Ce qui s’est passé à La Rochelle apparaît donc tout à fait normal et même, du point de vue management du changement, positif :

– En se mettant quelque peu en retrait, Royal, Delanoë et Hollande sont en position de dépasser la phase de déni.
– En affichant clairement leur position, les tenants des courants du PS se voient renvoyer l’image très négative qu’ils inspirent à l’extérieur et je sais qu’ils sont suffisamment intelligents pour comprendre qu’ils doivent évoluer, d’une façon ou d’une autre.
Dans un changement d’ampleur, on ne peut jamais faire l’économie d’une crise majeure. Jamais.

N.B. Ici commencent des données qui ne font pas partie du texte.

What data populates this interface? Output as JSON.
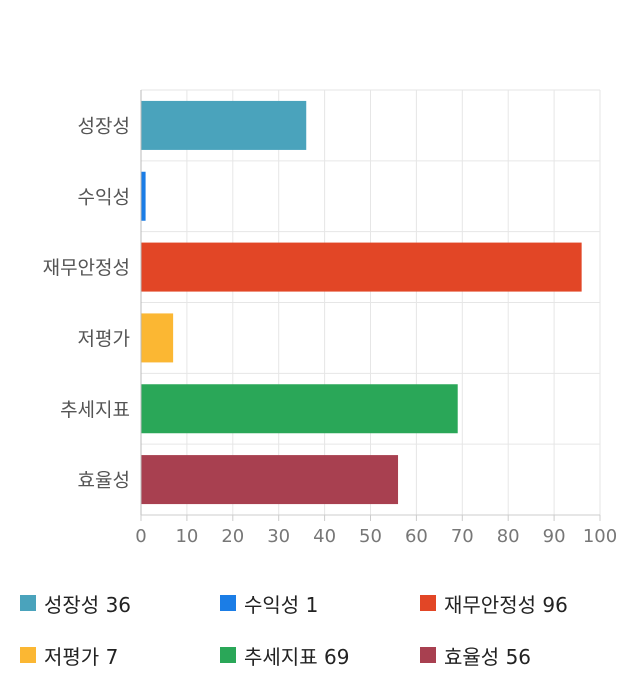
{
  "chart_data": {
    "type": "bar",
    "orientation": "horizontal",
    "categories": [
      "성장성",
      "수익성",
      "재무안정성",
      "저평가",
      "추세지표",
      "효율성"
    ],
    "values": [
      36,
      1,
      96,
      7,
      69,
      56
    ],
    "colors": [
      "#4aa3bc",
      "#1b7de6",
      "#e24626",
      "#fbb733",
      "#2aa758",
      "#a84050"
    ],
    "xlim": [
      0,
      100
    ],
    "x_ticks": [
      "0",
      "10",
      "20",
      "30",
      "40",
      "50",
      "60",
      "70",
      "80",
      "90",
      "100"
    ],
    "grid": true,
    "legend_position": "bottom"
  },
  "legend": [
    {
      "label": "성장성",
      "value": "36"
    },
    {
      "label": "수익성",
      "value": "1"
    },
    {
      "label": "재무안정성",
      "value": "96"
    },
    {
      "label": "저평가",
      "value": "7"
    },
    {
      "label": "추세지표",
      "value": "69"
    },
    {
      "label": "효율성",
      "value": "56"
    }
  ]
}
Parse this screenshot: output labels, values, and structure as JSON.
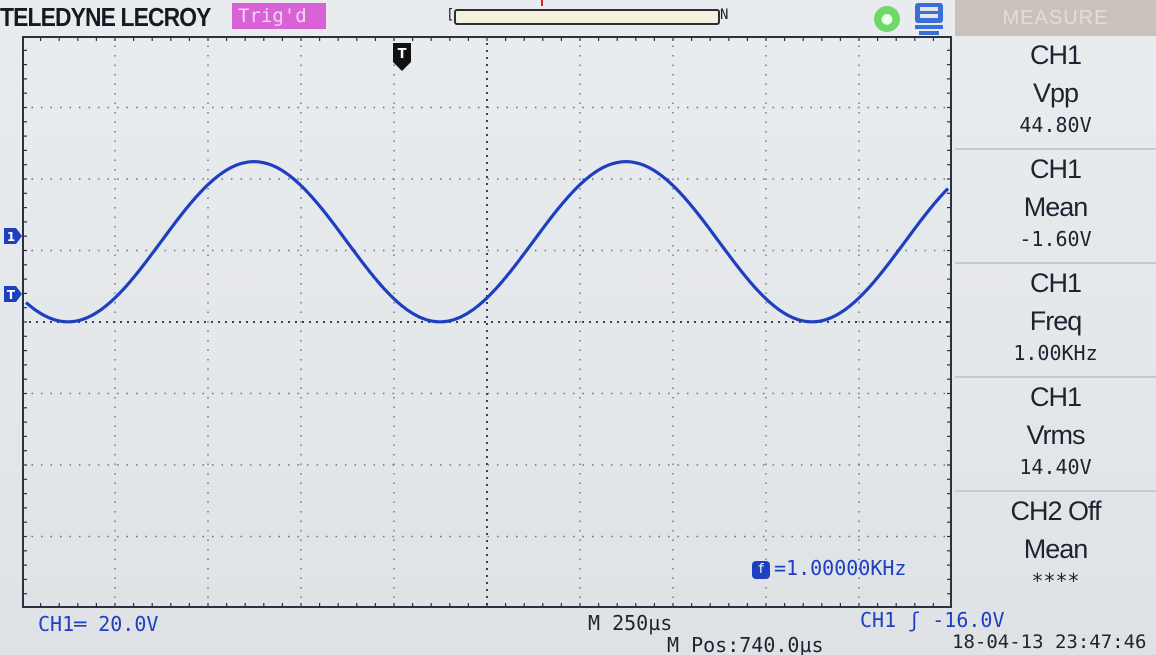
{
  "header": {
    "brand": "TELEDYNE LECROY",
    "trigger_status": "Trig'd",
    "memory_left": "[",
    "memory_right": "N",
    "measure_title": "MEASURE"
  },
  "icons": {
    "run_indicator": "status-dot-icon",
    "usb": "usb-storage-icon",
    "trigger_position": "trigger-position-marker",
    "channel1": "channel-1-marker",
    "trigger_level": "trigger-level-marker"
  },
  "markers": {
    "top_trigger": "T",
    "ch1": "1",
    "trig_level": "T"
  },
  "measurements": [
    {
      "source": "CH1",
      "label": "Vpp",
      "value": "44.80V"
    },
    {
      "source": "CH1",
      "label": "Mean",
      "value": "-1.60V"
    },
    {
      "source": "CH1",
      "label": "Freq",
      "value": "1.00KHz"
    },
    {
      "source": "CH1",
      "label": "Vrms",
      "value": "14.40V"
    },
    {
      "source": "CH2 Off",
      "label": "Mean",
      "value": "****"
    }
  ],
  "status": {
    "ch1_scale": "CH1═ 20.0V",
    "timebase": "M 250µs",
    "horizontal_position": "M Pos:740.0µs",
    "trigger": "CH1 ʃ -16.0V",
    "datetime": "18-04-13 23:47:46",
    "frequency_counter": "=1.00000KHz"
  },
  "waveform": {
    "channel": "CH1",
    "frequency_hz": 1000,
    "vpp_volts": 44.8,
    "mean_volts": -1.6,
    "volts_per_div": 20,
    "time_per_div_us": 250,
    "trigger_level_volts": -16,
    "color": "#1d3fc0"
  },
  "colors": {
    "background": "#e4e7ea",
    "trace": "#1d3fc0",
    "trig_badge": "#d862d6",
    "measure_header": "#c9c2bc",
    "run_indicator": "#6fd86a"
  }
}
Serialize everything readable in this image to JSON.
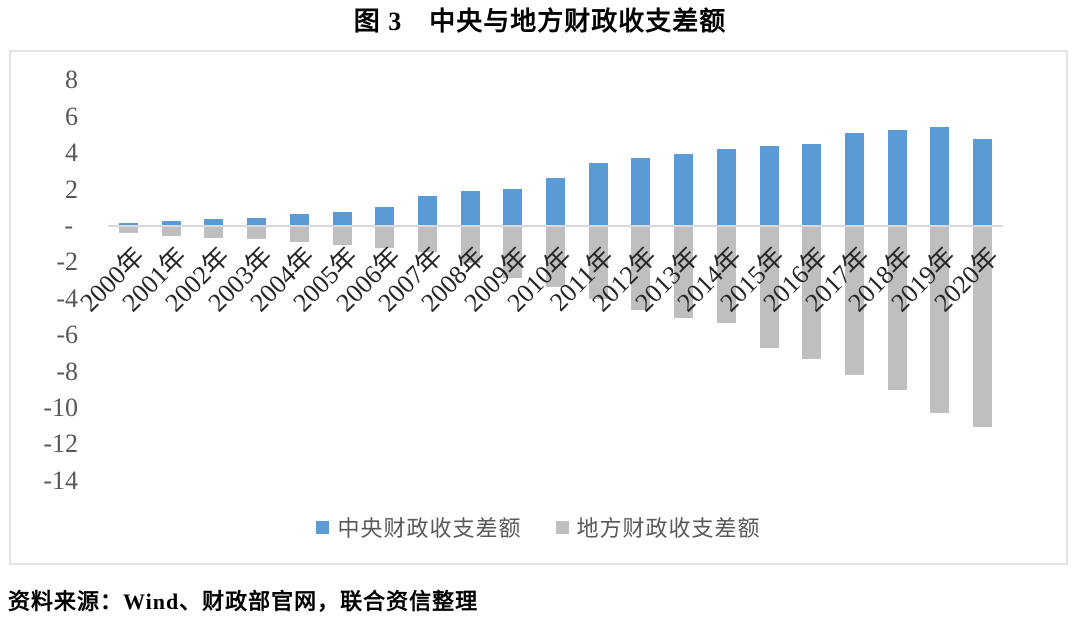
{
  "title": "图 3　中央与地方财政收支差额",
  "source_note": "资料来源：Wind、财政部官网，联合资信整理",
  "colors": {
    "central_bar": "#5B9BD5",
    "local_bar": "#BFBFBF",
    "zero_axis_line": "#D9D9D9",
    "frame_border": "#E3E3E3",
    "axis_text": "#595959",
    "category_text": "#262626"
  },
  "chart_data": {
    "type": "bar",
    "title": "图 3　中央与地方财政收支差额",
    "categories": [
      "2000年",
      "2001年",
      "2002年",
      "2003年",
      "2004年",
      "2005年",
      "2006年",
      "2007年",
      "2008年",
      "2009年",
      "2010年",
      "2011年",
      "2012年",
      "2013年",
      "2014年",
      "2015年",
      "2016年",
      "2017年",
      "2018年",
      "2019年",
      "2020年"
    ],
    "series": [
      {
        "name": "中央财政收支差额",
        "color": "#5B9BD5",
        "values": [
          0.15,
          0.28,
          0.36,
          0.45,
          0.66,
          0.77,
          1.05,
          1.63,
          1.93,
          2.06,
          2.65,
          3.48,
          3.74,
          3.97,
          4.23,
          4.37,
          4.5,
          5.12,
          5.28,
          5.43,
          4.78
        ]
      },
      {
        "name": "地方财政收支差额",
        "color": "#BFBFBF",
        "values": [
          -0.4,
          -0.53,
          -0.68,
          -0.74,
          -0.87,
          -1.02,
          -1.21,
          -1.44,
          -2.04,
          -2.84,
          -3.33,
          -4.02,
          -4.61,
          -5.07,
          -5.33,
          -6.73,
          -7.32,
          -8.18,
          -9.03,
          -10.26,
          -11.04
        ]
      }
    ],
    "xlabel": "",
    "ylabel": "",
    "ylim": [
      -14,
      8
    ],
    "ytick_step": 2,
    "yticks": [
      {
        "value": 8,
        "label": "8"
      },
      {
        "value": 6,
        "label": "6"
      },
      {
        "value": 4,
        "label": "4"
      },
      {
        "value": 2,
        "label": "2"
      },
      {
        "value": 0,
        "label": "-"
      },
      {
        "value": -2,
        "label": "-2"
      },
      {
        "value": -4,
        "label": "-4"
      },
      {
        "value": -6,
        "label": "-6"
      },
      {
        "value": -8,
        "label": "-8"
      },
      {
        "value": -10,
        "label": "-10"
      },
      {
        "value": -12,
        "label": "-12"
      },
      {
        "value": -14,
        "label": "-14"
      }
    ],
    "grid": false,
    "legend_position": "bottom-center"
  }
}
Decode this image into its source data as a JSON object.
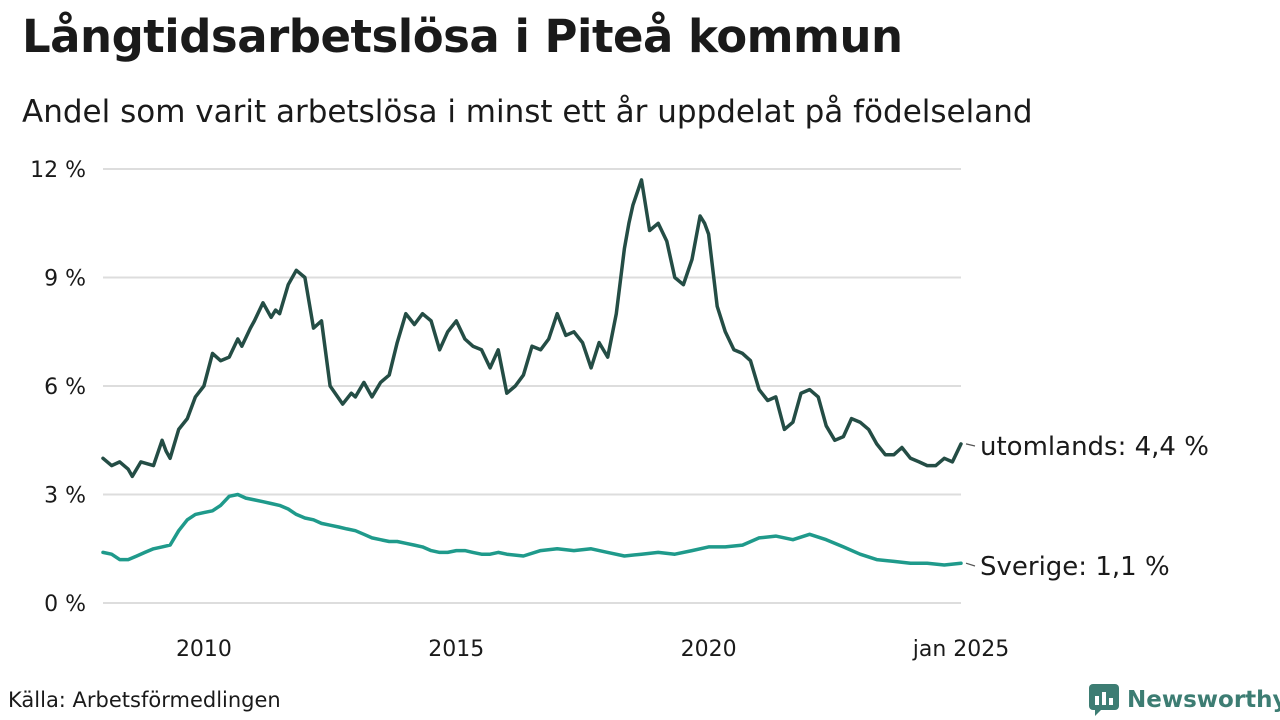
{
  "header": {
    "title": "Långtidsarbetslösa i Piteå kommun",
    "subtitle": "Andel som varit arbetslösa i minst ett år uppdelat på födelseland"
  },
  "footer": {
    "source": "Källa: Arbetsförmedlingen",
    "brand": "Newsworthy"
  },
  "colors": {
    "utomlands": "#244d45",
    "sverige": "#1f9a8b",
    "grid": "#dddddd",
    "brand": "#3d7d73"
  },
  "chart_data": {
    "type": "line",
    "title": "Långtidsarbetslösa i Piteå kommun",
    "subtitle": "Andel som varit arbetslösa i minst ett år uppdelat på födelseland",
    "xlabel": "",
    "ylabel": "",
    "x_range": [
      2008.0,
      2025.0
    ],
    "ylim": [
      0,
      12
    ],
    "y_ticks": [
      0,
      3,
      6,
      9,
      12
    ],
    "y_tick_labels": [
      "0 %",
      "3 %",
      "6 %",
      "9 %",
      "12 %"
    ],
    "x_ticks": [
      2010,
      2015,
      2020,
      2025.0
    ],
    "x_tick_labels": [
      "2010",
      "2015",
      "2020",
      "jan 2025"
    ],
    "grid": true,
    "series": [
      {
        "name": "utomlands",
        "end_label": "utomlands: 4,4 %",
        "x": [
          2008.0,
          2008.17,
          2008.33,
          2008.5,
          2008.58,
          2008.75,
          2009.0,
          2009.17,
          2009.25,
          2009.33,
          2009.5,
          2009.67,
          2009.83,
          2010.0,
          2010.17,
          2010.33,
          2010.5,
          2010.67,
          2010.75,
          2010.92,
          2011.0,
          2011.17,
          2011.33,
          2011.42,
          2011.5,
          2011.67,
          2011.83,
          2012.0,
          2012.17,
          2012.33,
          2012.5,
          2012.75,
          2012.92,
          2013.0,
          2013.17,
          2013.33,
          2013.5,
          2013.67,
          2013.83,
          2014.0,
          2014.17,
          2014.33,
          2014.5,
          2014.67,
          2014.83,
          2015.0,
          2015.17,
          2015.33,
          2015.5,
          2015.67,
          2015.83,
          2016.0,
          2016.17,
          2016.33,
          2016.5,
          2016.67,
          2016.83,
          2017.0,
          2017.17,
          2017.33,
          2017.5,
          2017.67,
          2017.83,
          2018.0,
          2018.17,
          2018.33,
          2018.42,
          2018.5,
          2018.67,
          2018.83,
          2019.0,
          2019.17,
          2019.33,
          2019.5,
          2019.67,
          2019.83,
          2019.92,
          2020.0,
          2020.17,
          2020.33,
          2020.5,
          2020.67,
          2020.83,
          2021.0,
          2021.17,
          2021.33,
          2021.5,
          2021.67,
          2021.83,
          2022.0,
          2022.17,
          2022.33,
          2022.5,
          2022.67,
          2022.83,
          2023.0,
          2023.17,
          2023.33,
          2023.5,
          2023.67,
          2023.83,
          2024.0,
          2024.17,
          2024.33,
          2024.5,
          2024.67,
          2024.83,
          2025.0
        ],
        "values": [
          4.0,
          3.8,
          3.9,
          3.7,
          3.5,
          3.9,
          3.8,
          4.5,
          4.2,
          4.0,
          4.8,
          5.1,
          5.7,
          6.0,
          6.9,
          6.7,
          6.8,
          7.3,
          7.1,
          7.6,
          7.8,
          8.3,
          7.9,
          8.1,
          8.0,
          8.8,
          9.2,
          9.0,
          7.6,
          7.8,
          6.0,
          5.5,
          5.8,
          5.7,
          6.1,
          5.7,
          6.1,
          6.3,
          7.2,
          8.0,
          7.7,
          8.0,
          7.8,
          7.0,
          7.5,
          7.8,
          7.3,
          7.1,
          7.0,
          6.5,
          7.0,
          5.8,
          6.0,
          6.3,
          7.1,
          7.0,
          7.3,
          8.0,
          7.4,
          7.5,
          7.2,
          6.5,
          7.2,
          6.8,
          8.0,
          9.8,
          10.5,
          11.0,
          11.7,
          10.3,
          10.5,
          10.0,
          9.0,
          8.8,
          9.5,
          10.7,
          10.5,
          10.2,
          8.2,
          7.5,
          7.0,
          6.9,
          6.7,
          5.9,
          5.6,
          5.7,
          4.8,
          5.0,
          5.8,
          5.9,
          5.7,
          4.9,
          4.5,
          4.6,
          5.1,
          5.0,
          4.8,
          4.4,
          4.1,
          4.1,
          4.3,
          4.0,
          3.9,
          3.8,
          3.8,
          4.0,
          3.9,
          4.4
        ]
      },
      {
        "name": "Sverige",
        "end_label": "Sverige: 1,1 %",
        "x": [
          2008.0,
          2008.17,
          2008.33,
          2008.5,
          2008.67,
          2008.83,
          2009.0,
          2009.17,
          2009.33,
          2009.5,
          2009.67,
          2009.83,
          2010.0,
          2010.17,
          2010.33,
          2010.5,
          2010.67,
          2010.83,
          2011.0,
          2011.17,
          2011.33,
          2011.5,
          2011.67,
          2011.83,
          2012.0,
          2012.17,
          2012.33,
          2012.5,
          2012.67,
          2012.83,
          2013.0,
          2013.17,
          2013.33,
          2013.5,
          2013.67,
          2013.83,
          2014.0,
          2014.17,
          2014.33,
          2014.5,
          2014.67,
          2014.83,
          2015.0,
          2015.17,
          2015.33,
          2015.5,
          2015.67,
          2015.83,
          2016.0,
          2016.33,
          2016.67,
          2017.0,
          2017.33,
          2017.67,
          2018.0,
          2018.33,
          2018.67,
          2019.0,
          2019.33,
          2019.67,
          2020.0,
          2020.33,
          2020.67,
          2021.0,
          2021.33,
          2021.67,
          2022.0,
          2022.33,
          2022.67,
          2023.0,
          2023.33,
          2023.67,
          2024.0,
          2024.33,
          2024.67,
          2025.0
        ],
        "values": [
          1.4,
          1.35,
          1.2,
          1.2,
          1.3,
          1.4,
          1.5,
          1.55,
          1.6,
          2.0,
          2.3,
          2.45,
          2.5,
          2.55,
          2.7,
          2.95,
          3.0,
          2.9,
          2.85,
          2.8,
          2.75,
          2.7,
          2.6,
          2.45,
          2.35,
          2.3,
          2.2,
          2.15,
          2.1,
          2.05,
          2.0,
          1.9,
          1.8,
          1.75,
          1.7,
          1.7,
          1.65,
          1.6,
          1.55,
          1.45,
          1.4,
          1.4,
          1.45,
          1.45,
          1.4,
          1.35,
          1.35,
          1.4,
          1.35,
          1.3,
          1.45,
          1.5,
          1.45,
          1.5,
          1.4,
          1.3,
          1.35,
          1.4,
          1.35,
          1.45,
          1.55,
          1.55,
          1.6,
          1.8,
          1.85,
          1.75,
          1.9,
          1.75,
          1.55,
          1.35,
          1.2,
          1.15,
          1.1,
          1.1,
          1.05,
          1.1
        ]
      }
    ]
  }
}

Autre point positif de cette crise, Moscovici qui joue en fait le rôle « du porteur d’eau du changement », peut maintenant plus librement servir de catalyseur du changement, mais doit veiller à ne pas couper à ce stade le fil du dialogue. Il est possible, voire probable, qu’une partie des militants socialistes actuels ne restera pas dans le futur PS, mais la séparation, si elle doit avoir lieu, doit se faire naturellement lors du processus de reconquête, chacun choisissant alors son nouveau destin. Si les étapes ne sont pas respectées, si les choses vont trop vite, si la crise ne peut être exprimée, il y aura une scission irréparable entre ceux qui resteront scotchés sur le déni, ceux qui ne pourront pas se remettre de la perte de l’ancien PS et ceux qui galoperont avec enthousiasme vers de nouveaux horizons.

Si tout va bien, La Rochelle aura été la crise du déni, le deuil aura lieu entre maintenant et Reims et le congrès lancera le processus de reconquête pour un PS cohérent, uni et heureux de l’être.